Mor şalvarlı abladan buna karşılık tavsiyeler (yine kesik, kesik):
“21 gün -şunu şunu- yapacaksın… -Şu- seanslara geleceksin… Pozitif insanlar… İç huzuru bulacaksın… Evren… Aura…”
Bu konuşmadan sonra birbirlerine sarılışları ve ayrılışları sevgi dolu…
Diyaloğu kafamda tahlil ederken birden bu insanların hali zihnimde mefhum halini alıyor: Seküler mürşid ve mürid hukuku…
* * *
Hiç uzatmadan bu halin meramını bize ifade eden hakikati mahyalaştıralım:
“KAİNÂT BOŞLUK KABUL ETMEZ!”
Auracı kadın iç huzuru bulamayan teyzeye ruhsal yolculuğunda evrenle olan ilişkisi bakımından yapması gereken pratiğe dair tavsiyeler veriyor. Vasat altı bir gözle bakıldığında şeyhin müridine seyr-û suluk yolunda verdiği tavsiye tarzına benzetmemek çok zor. Ayrıca auracı düzenli yapması gereken bazı görevler veriyor. Yine vasat altı bir gözle; müridin günlük rabıta, evrad-u ezkar’ına benzetilebilir. Ne diyeceğiz şimdi… Şu hüküm münasip mi sizce:
Çağımızda insanlık asli nispet noktasını kaybedince Allah’la irtibatı kavi şeyhlerin yerlerini yaşam koçları auracılar aldı, zikrin yerini çakra açma seansları (vasat altı bir gözle yukarıda hikaye ettiğimiz tefe vurma hadisesiyle kadiri zikrini bir karşılaştıralım), murakabenin yerini meditasyon…

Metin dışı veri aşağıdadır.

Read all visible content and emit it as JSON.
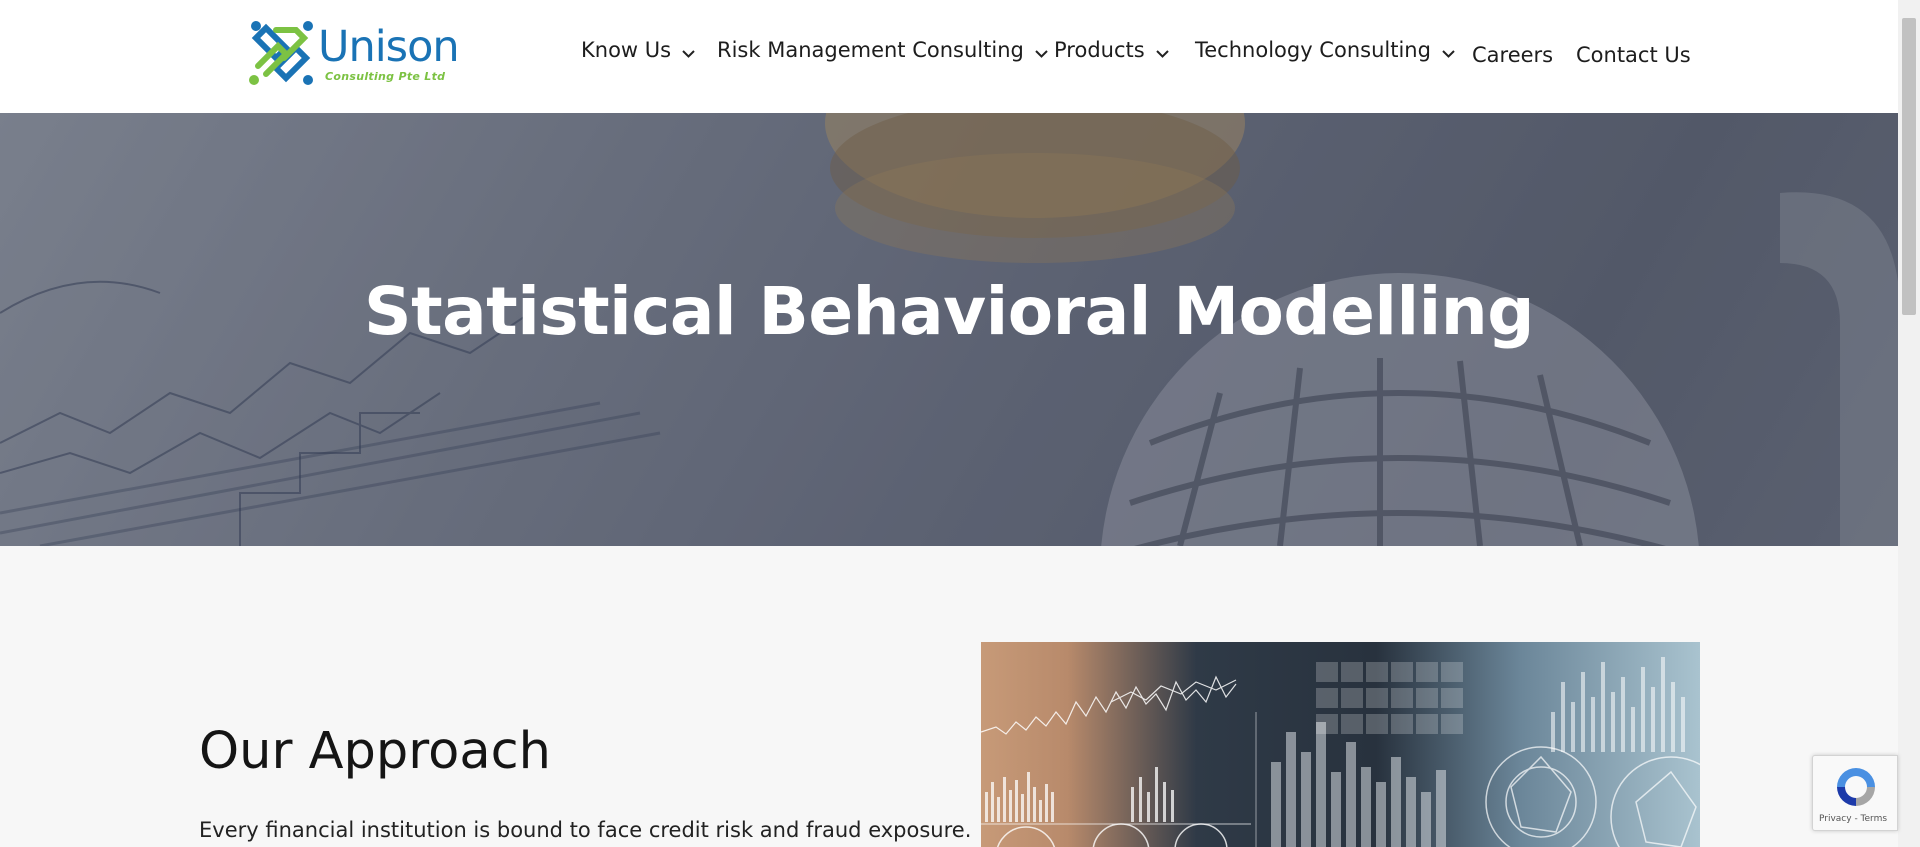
{
  "brand": {
    "name": "Unison",
    "tagline": "Consulting Pte Ltd",
    "colors": {
      "blue": "#1a73b5",
      "green": "#7cc243"
    }
  },
  "nav": {
    "items": [
      {
        "label": "Know Us",
        "dropdown": true
      },
      {
        "label": "Risk Management Consulting",
        "dropdown": true
      },
      {
        "label": "Products",
        "dropdown": true
      },
      {
        "label": "Technology Consulting",
        "dropdown": true
      },
      {
        "label": "Careers",
        "dropdown": false
      },
      {
        "label": "Contact Us",
        "dropdown": false
      }
    ]
  },
  "hero": {
    "title": "Statistical Behavioral Modelling"
  },
  "section": {
    "title": "Our Approach",
    "text": "Every financial institution is bound to face credit risk and fraud exposure."
  },
  "recaptcha": {
    "terms": "Privacy - Terms"
  }
}
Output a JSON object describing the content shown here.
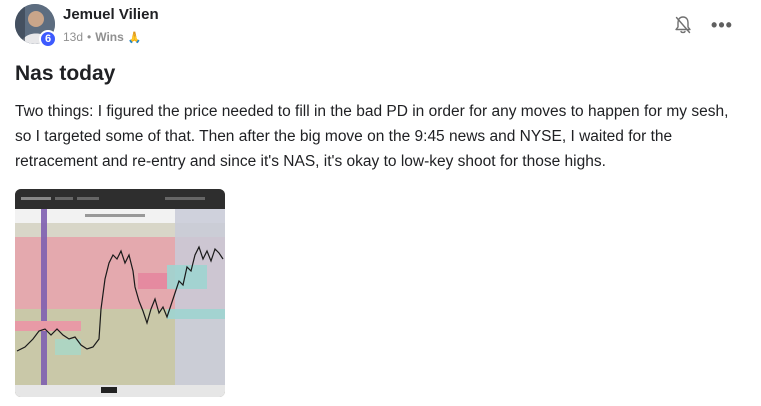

Evet… Kâinat asla boşluk kabul etmez… Hakikatin kesifleşmediği her yerde sahtenin tezgâhı kurulur. Fikir zabıtası gelip devirene kadar dallanıp budaklanıp binlerce şubeli kurumsal bir mahiyet kazanmasa iyi… Yoksa görün curcunayı…
Peki, bu hadisede suçlu kim?
Tasavvufun hakikatini yaşadığını iddia edip türlü sapmayla onun hakikatini perdeledikten sonra insanları bu müesseseden tavrıyla soğutanlar mı?
İnsanlığın referans noktasını hakikatten saptırıp da batıl(y)ı deli torbası halinde önümüze koyanlar mı?
Tasavvufu önümüze satanist tarikatlarından daha sevimsiz olarak sunanlar mı?
Yoksa göz var izan var ihtarını hiç anlamamış mor hıyarlara tuzlukla koşanlar mı?
Abdürrahim Karakoç’un dizelerinden ilhamla:
Soğutanlar, koyanlar, sunanlar, koşanlar
Dehşet ötesi dehşet
Akıl karaya vurdu, gırtlağı geçti vahşet.
Hadisenin enteresanlığı ortada olduğundan başkaca bir izaha girişmiyor ve başlığı izahla bitiriyoruz:
Seküler Tasavvufta olmaz Şeriatsız Tasavvufta… Ama bu çağın bazı insanları akrep yumurtlayan tavuk gibi olmaz bir mahiyet belirtiyor ve bu olmazları önümüze Rönesans’ın pisliğiyle maruf ressamı Michelangelo’nun ayaklarının iğrençliği gibi seriveriyorlar.